One day, as he was descending a staircase at the office, his knee gave way. He rolled down the stairs, and passed out.
That was his last day at work.

“They abandoned me. They didn’t treat me. I went to different hospitals they said I need a knee filling, otherwise in the next five or ten years, my leg might be amputated. The two knees, I’m having cruciate ligament tear, both the anterior and posterior.”

“After a series of letters from Mr. DaSilva’s lawyer to BATN demanding money for his treatment; in 2014, the company sent him a letter of disengagement.”

“I have been cheated by BAT and abandoned,” Mr.
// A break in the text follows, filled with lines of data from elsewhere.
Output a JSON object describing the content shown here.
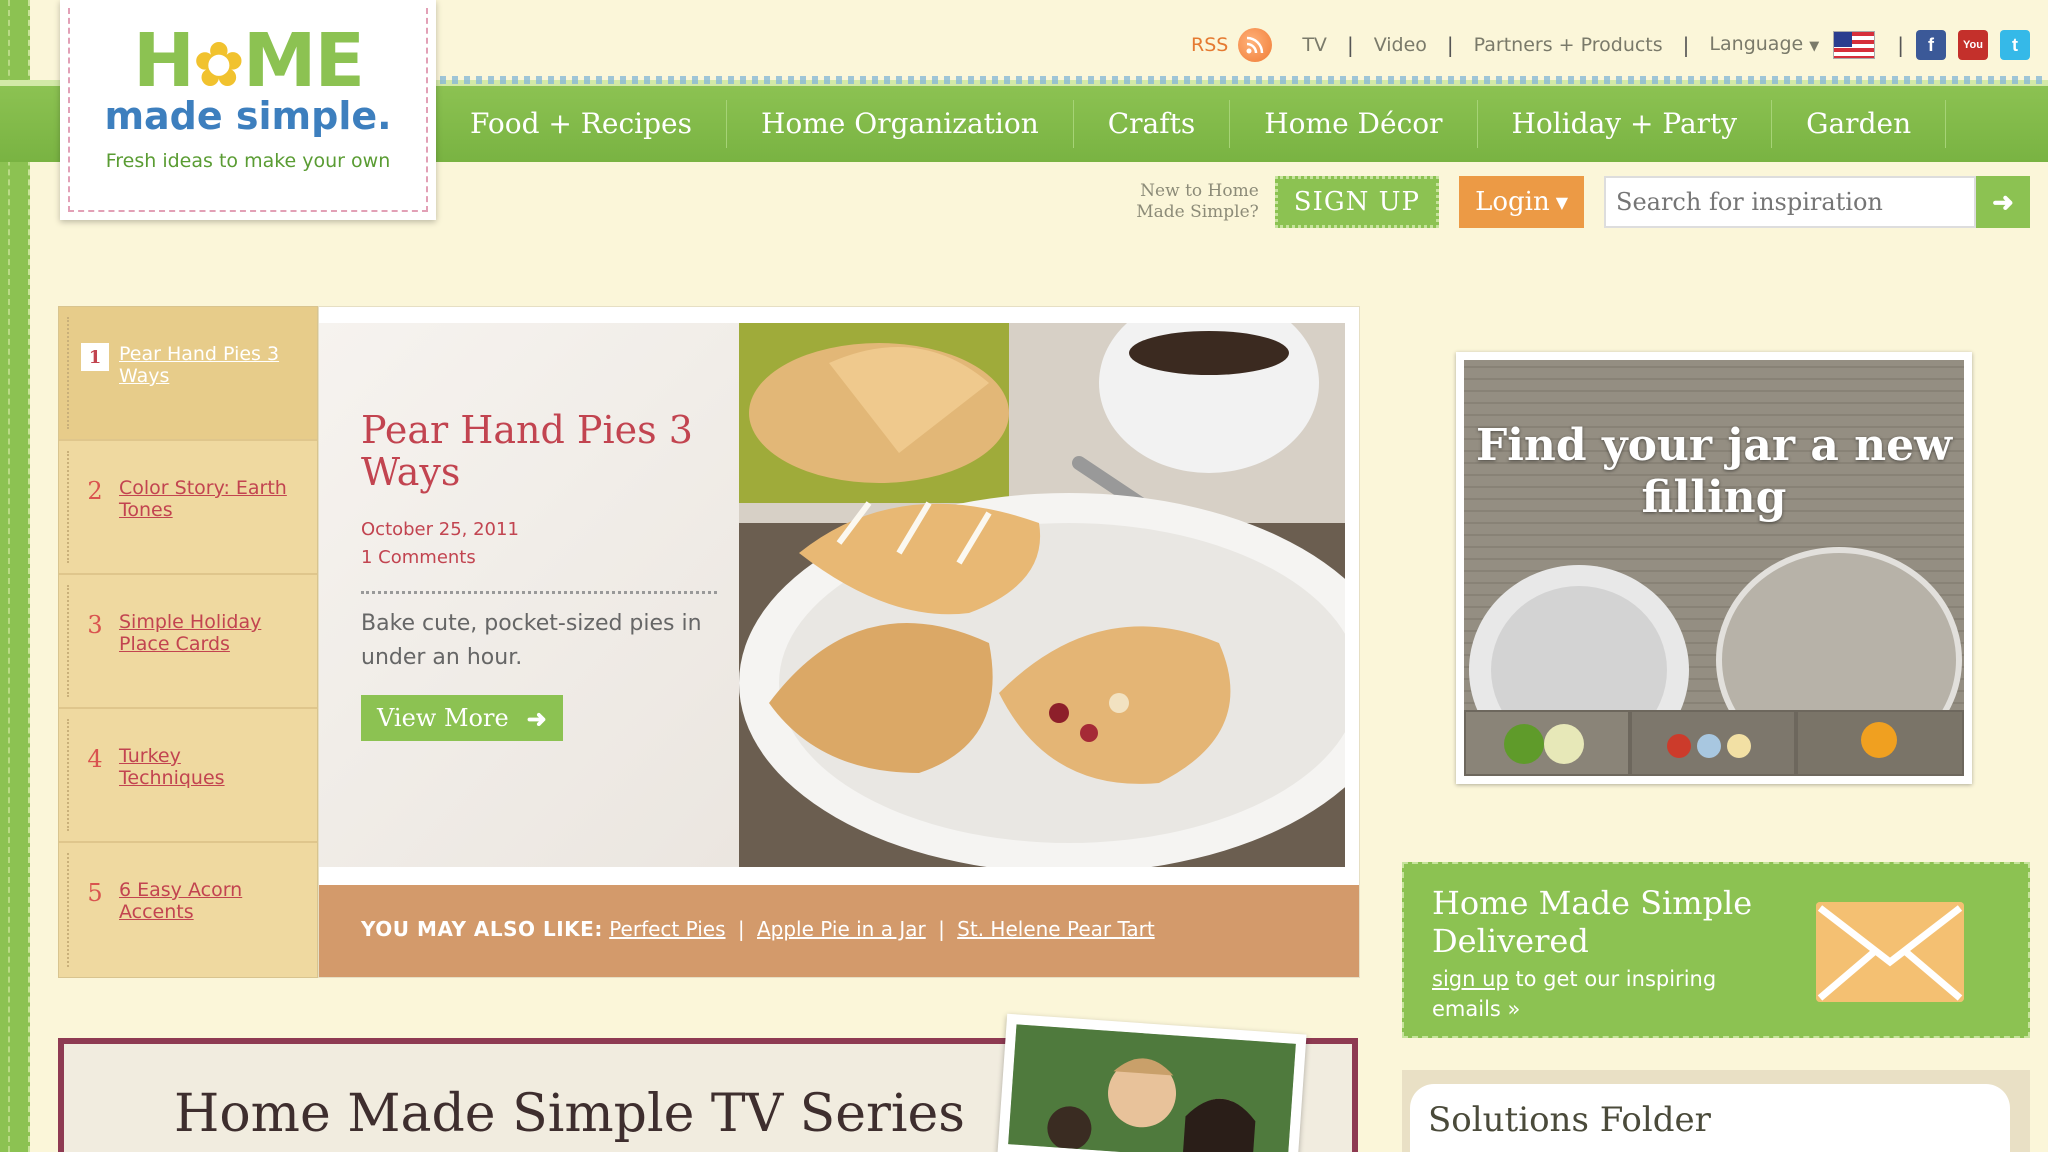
{
  "topbar": {
    "rss_label": "RSS",
    "tv_label": "TV",
    "video_label": "Video",
    "partners_label": "Partners + Products",
    "language_label": "Language"
  },
  "logo": {
    "line1": "HOME",
    "line2": "made simple.",
    "tagline": "Fresh ideas to make your own"
  },
  "nav": {
    "items": [
      "Food + Recipes",
      "Home Organization",
      "Crafts",
      "Home Décor",
      "Holiday + Party",
      "Garden"
    ]
  },
  "account": {
    "new_to_line1": "New to Home",
    "new_to_line2": "Made Simple?",
    "signup_label": "SIGN UP",
    "login_label": "Login",
    "search_placeholder": "Search for inspiration"
  },
  "features": {
    "items": [
      {
        "num": "1",
        "label": "Pear Hand Pies 3 Ways",
        "active": true
      },
      {
        "num": "2",
        "label": "Color Story: Earth Tones",
        "active": false
      },
      {
        "num": "3",
        "label": "Simple Holiday Place Cards",
        "active": false
      },
      {
        "num": "4",
        "label": "Turkey Techniques",
        "active": false
      },
      {
        "num": "5",
        "label": "6 Easy Acorn Accents",
        "active": false
      }
    ],
    "main": {
      "title": "Pear Hand Pies 3 Ways",
      "date": "October 25, 2011",
      "comments": "1 Comments",
      "description": "Bake cute, pocket-sized pies in under an hour.",
      "button_label": "View More"
    },
    "also_like": {
      "label": "YOU MAY ALSO LIKE:",
      "links": [
        "Perfect Pies",
        "Apple Pie in a Jar",
        "St. Helene Pear Tart"
      ]
    }
  },
  "promos": {
    "jar_title": "Find your jar a new filling",
    "delivered_title": "Home Made Simple Delivered",
    "delivered_link": "sign up",
    "delivered_text": "to get our inspiring emails »",
    "solutions_title": "Solutions Folder"
  },
  "tv": {
    "title": "Home Made Simple TV Series"
  },
  "colors": {
    "brand_green": "#8cc252",
    "accent_red": "#c24450",
    "login_orange": "#ec9a45",
    "background": "#fbf6d9"
  }
}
DaSilva said.

“I can’t walk 10 metres without my knees giving in. I go everywhere with my knee support.”

BATN’s two-fold response

Barely three hours after their former staff finished laying out their grievances before journalists, BATN issued a scathing 530-word response accusing the employees of making demands that were unacceptable under Nigerian laws and ganging up with anti-tobacco NGOs.

In the statement, Oluwaseyi Ashade, Head of Corporate Affairs at BATN, said the company would not comment on the specifics of the case because one of the ex-employees had instituted a legal action against them.
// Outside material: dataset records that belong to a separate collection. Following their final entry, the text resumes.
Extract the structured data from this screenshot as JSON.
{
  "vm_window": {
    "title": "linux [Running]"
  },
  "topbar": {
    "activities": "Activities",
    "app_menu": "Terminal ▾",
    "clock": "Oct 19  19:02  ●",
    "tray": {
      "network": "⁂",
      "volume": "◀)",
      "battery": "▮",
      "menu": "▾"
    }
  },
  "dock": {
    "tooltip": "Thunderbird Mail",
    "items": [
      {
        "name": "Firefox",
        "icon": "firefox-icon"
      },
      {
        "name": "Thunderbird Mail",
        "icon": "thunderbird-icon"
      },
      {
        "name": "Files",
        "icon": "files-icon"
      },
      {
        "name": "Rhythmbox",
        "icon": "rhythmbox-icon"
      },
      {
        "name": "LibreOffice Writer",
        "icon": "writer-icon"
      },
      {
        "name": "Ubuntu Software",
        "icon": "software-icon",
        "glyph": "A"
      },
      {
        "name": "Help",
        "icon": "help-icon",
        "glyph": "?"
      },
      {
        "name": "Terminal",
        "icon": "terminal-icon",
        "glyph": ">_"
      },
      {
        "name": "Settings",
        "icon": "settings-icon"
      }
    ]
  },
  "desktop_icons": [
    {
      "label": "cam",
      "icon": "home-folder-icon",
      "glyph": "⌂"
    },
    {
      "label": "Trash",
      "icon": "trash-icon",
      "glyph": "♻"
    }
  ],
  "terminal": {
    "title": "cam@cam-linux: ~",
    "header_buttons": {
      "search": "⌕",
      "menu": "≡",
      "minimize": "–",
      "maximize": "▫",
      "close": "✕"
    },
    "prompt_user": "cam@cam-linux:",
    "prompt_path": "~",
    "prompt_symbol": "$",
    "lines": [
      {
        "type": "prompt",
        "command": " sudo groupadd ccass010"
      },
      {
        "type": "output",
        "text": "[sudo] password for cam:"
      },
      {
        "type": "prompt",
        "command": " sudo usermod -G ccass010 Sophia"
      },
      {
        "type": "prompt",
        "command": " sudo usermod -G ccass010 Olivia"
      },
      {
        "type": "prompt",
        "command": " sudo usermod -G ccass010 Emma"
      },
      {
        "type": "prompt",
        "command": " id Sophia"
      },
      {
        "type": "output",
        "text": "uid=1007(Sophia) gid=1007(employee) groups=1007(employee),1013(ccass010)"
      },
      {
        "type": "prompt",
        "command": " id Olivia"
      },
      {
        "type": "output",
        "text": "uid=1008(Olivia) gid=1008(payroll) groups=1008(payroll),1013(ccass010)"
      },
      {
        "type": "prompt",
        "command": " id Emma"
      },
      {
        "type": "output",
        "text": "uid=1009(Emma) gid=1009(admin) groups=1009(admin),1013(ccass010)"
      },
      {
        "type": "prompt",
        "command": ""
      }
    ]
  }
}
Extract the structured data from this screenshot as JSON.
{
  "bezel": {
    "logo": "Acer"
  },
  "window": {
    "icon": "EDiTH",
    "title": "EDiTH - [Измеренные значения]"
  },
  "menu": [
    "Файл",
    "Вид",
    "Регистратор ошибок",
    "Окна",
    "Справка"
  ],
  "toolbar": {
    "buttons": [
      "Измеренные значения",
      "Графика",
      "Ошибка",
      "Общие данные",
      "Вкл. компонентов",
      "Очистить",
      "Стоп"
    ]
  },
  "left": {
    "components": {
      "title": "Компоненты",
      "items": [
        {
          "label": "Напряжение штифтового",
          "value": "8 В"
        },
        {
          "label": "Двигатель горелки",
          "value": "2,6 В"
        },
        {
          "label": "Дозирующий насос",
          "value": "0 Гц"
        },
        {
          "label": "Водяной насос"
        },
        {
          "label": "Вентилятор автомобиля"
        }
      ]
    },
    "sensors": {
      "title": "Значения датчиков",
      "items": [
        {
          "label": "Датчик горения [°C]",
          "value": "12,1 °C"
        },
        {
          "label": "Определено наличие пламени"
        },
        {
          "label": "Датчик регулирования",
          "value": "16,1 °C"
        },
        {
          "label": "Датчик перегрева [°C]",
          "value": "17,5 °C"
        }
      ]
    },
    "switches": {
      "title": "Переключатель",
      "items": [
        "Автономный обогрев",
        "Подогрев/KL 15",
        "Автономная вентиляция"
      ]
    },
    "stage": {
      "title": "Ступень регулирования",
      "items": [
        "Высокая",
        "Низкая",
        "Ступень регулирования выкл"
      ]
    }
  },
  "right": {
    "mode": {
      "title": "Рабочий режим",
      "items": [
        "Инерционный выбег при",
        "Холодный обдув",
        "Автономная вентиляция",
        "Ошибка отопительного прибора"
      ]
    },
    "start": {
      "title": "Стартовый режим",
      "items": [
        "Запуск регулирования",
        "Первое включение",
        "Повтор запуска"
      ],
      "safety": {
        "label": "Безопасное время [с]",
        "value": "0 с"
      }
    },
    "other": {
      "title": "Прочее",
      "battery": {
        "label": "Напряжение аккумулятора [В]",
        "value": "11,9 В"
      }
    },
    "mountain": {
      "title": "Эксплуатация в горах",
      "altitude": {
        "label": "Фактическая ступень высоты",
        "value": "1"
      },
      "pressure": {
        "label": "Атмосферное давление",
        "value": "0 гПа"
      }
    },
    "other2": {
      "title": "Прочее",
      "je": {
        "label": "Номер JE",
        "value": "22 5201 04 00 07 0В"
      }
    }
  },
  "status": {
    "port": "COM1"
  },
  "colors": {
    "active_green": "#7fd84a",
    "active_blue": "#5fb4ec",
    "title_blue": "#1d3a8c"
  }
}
“Our expectations will be that if there are any grievances with the process and procedures for disengagement, such grievance will be heard and determined under existing employee/employers dispute resolution mechanism including taking such grievances to the relevant Court and trusting the judicial system to hear both sides before making a judicial pronouncement,” Ms. Ashade said.

“We therefore note with bewilderment that the former employees involved anti-tobacco NGOs who have over the years openly advocated for the closure of the legal tobacco industry in Nigeria to suddenly become the vanguard for tobacco employees.”

About 24 hours later, the tobacco company issued a second statement, this time a 216 word response that adopted a conciliatory tone.

The company said it is committed to providing a great and safe work environment because it understands the importance of its workers and their welfare in the continued growth and sustainability of BATN.

“These new allegations have been made by a group of former employees who left BAT Nigeria between 2015 and 2016,” said Freddy Messanvi, Legal and External Affairs Director at BATN.

“We take these kinds of allegations seriously and are currently investigating them as part of our strict adherence and commitment to workplace safety, which has resulted in us maintaining a zero incidence of work place injuries for the past eight years.”

“We adhere strictly to our Environment, Health & Safety policy implementation, which applies to employees, contractors, visitors and suppliers in our Factories and our offices.

“We also abide by the local laws and are compliant with not just the local regulations as required by all relevant local agencies but we also benchmark ourselves against the requirements for labour practices globally, such as the OECD guidelines for Multinational Enterprises as provided for by our parent company.”

But the former employees maintained that BATN’s work environment fall below the accepted standard and called on the government to help them get a just compensation from the company.

“We want the government to call this BAT to order,” Mr. Shamsudeen said.

“They are not operating as a responsible organisation in Nigeria. How can they be using nose-masks that are used in banks and eateries in a tobacco factory?”